えっ、まだ? なぜ日本企業の意思決定は「遅い」のかスピン経済の歩き方(1/6 ページ)

» 2021年03月23日 15時13分 公開
[窪田順生ITmedia]

 ちょっと前にある企業で危機管理のオンラインセミナーをさせていただいた後、参加者の方から非常に興味深い意見を頂戴した。

 「日本企業は欧米の企業よりも意識決定が遅いとかよく言われますけど、それは欧米企業よりも組織が民主的だからじゃないですかね」

 いわく、欧米企業は強い権限をもつリーダーが決めたことに対して社員が問答無用で従うので意思決定が早いが、日本企業の場合は、リーダーがそこまで強い権限がないので取締役会や経営者のOBなどさまざまな人たちの意見に耳を傾けてすり合わせていくため意思決定が遅くなっている。これは見ようによっては、日本企業のほうが民主的なプロセスで決め、慎重に判断をしているわけだから良いことではないのか、というのだ。

「日本企業の意思決定は遅い」は本当か(写真提供:ゲッティイメージズ)

 確かに、おっしゃることには一理ある。どんなに意思決定が早くてもそれが間違っていたら意味がない。正しい道を選ぶために議論に議論を重ねて結果として意思決定が遅くなってしまっているのだとしたら、そのやり方を全否定すべきではないというのも同感だ。

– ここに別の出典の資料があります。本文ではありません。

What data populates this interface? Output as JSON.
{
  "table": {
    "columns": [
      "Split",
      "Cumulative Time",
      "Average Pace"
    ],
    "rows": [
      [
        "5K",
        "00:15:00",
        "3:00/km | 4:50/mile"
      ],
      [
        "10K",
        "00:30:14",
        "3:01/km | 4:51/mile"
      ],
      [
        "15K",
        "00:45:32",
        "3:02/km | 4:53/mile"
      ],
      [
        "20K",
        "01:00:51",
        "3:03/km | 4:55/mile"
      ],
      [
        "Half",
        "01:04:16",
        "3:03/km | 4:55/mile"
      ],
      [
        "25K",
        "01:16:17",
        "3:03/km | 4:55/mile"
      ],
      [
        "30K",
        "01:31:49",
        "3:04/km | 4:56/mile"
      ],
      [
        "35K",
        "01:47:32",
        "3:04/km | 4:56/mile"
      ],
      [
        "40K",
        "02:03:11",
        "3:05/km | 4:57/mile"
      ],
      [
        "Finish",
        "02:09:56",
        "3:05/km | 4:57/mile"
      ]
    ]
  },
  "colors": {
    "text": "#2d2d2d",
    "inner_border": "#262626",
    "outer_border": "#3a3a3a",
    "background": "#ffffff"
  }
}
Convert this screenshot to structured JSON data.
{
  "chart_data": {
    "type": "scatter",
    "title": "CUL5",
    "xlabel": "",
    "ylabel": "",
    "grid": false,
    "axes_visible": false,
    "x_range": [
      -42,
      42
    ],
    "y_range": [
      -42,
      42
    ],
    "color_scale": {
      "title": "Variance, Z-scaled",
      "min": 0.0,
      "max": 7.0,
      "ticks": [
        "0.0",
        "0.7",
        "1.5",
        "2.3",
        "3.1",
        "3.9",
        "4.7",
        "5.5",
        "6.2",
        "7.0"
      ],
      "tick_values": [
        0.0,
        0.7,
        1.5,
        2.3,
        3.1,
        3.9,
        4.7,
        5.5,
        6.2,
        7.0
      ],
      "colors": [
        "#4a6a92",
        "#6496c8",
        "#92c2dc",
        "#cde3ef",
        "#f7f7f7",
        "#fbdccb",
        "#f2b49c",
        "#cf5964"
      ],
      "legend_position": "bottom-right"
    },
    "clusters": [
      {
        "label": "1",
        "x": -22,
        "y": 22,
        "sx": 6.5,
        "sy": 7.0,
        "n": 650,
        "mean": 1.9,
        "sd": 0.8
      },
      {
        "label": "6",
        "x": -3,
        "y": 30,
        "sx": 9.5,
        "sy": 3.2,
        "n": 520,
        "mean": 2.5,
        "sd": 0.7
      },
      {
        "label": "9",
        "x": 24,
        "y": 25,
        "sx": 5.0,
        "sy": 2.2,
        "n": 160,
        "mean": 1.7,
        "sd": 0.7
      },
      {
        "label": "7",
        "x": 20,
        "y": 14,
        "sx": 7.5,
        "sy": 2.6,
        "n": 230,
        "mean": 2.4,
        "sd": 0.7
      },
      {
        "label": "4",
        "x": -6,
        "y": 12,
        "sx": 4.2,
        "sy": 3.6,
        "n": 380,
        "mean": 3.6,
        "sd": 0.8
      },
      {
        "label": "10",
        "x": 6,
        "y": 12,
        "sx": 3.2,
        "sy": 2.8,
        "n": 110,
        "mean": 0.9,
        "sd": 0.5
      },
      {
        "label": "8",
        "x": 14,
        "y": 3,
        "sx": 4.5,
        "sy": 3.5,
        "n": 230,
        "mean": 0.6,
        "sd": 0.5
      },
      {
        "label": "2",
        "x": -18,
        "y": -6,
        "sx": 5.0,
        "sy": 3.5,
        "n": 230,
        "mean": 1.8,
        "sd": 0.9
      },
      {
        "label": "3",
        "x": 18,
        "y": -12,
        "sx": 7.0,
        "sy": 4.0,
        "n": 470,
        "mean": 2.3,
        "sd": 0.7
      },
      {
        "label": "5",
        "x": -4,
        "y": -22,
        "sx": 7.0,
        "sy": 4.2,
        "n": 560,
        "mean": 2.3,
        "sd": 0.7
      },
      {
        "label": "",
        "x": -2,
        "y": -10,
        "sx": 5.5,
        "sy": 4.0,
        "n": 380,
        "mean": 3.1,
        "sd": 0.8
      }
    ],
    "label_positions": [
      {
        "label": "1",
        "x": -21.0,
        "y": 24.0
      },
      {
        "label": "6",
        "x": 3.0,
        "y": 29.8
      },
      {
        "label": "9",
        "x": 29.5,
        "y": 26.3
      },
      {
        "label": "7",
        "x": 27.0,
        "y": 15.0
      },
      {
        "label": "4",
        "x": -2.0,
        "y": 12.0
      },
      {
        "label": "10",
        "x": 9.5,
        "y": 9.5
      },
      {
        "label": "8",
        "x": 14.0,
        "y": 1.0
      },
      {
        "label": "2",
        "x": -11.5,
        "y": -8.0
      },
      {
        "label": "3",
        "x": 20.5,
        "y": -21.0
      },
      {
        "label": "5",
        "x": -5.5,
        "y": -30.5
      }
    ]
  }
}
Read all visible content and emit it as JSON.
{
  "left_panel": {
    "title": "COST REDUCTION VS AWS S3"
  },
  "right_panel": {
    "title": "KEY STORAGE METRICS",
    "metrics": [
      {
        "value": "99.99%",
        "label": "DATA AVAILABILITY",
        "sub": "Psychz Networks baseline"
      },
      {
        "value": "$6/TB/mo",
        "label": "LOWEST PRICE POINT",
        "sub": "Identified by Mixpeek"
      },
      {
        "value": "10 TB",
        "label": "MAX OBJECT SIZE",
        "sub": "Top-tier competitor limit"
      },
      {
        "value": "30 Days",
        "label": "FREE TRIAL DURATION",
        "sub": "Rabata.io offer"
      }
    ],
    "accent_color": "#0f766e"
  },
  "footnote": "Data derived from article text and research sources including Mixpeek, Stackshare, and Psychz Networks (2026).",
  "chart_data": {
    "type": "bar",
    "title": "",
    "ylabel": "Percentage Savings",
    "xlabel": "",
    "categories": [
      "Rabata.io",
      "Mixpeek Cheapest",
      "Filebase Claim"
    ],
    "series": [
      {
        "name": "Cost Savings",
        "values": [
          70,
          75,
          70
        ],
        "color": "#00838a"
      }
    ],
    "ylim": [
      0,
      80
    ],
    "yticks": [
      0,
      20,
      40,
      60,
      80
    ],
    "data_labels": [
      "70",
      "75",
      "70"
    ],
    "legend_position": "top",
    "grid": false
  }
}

 ただ、日本企業の意思決定が遅いのは、そのような民主的なプロセスを重視しているからだというのは正直、違うのではないかと感じている。これまで国内外のさまざまな企業の「危機」に関わってきた経験から言わせていただくと、組織の意思決定のスピードと「民主的」うんぬんはあまり関係がない。

 強力なワンマン経営者が率いる外国企業であっても、「役所かよ」と思ってしまうほど社内の調整や意思決定に時間がかかるケースがある。また、逆もしかりで、経営幹部を社員の投票で決めるほど民主的な日本企業が、まるでITベンチャーのように迅速な意思決定を下すこともあった。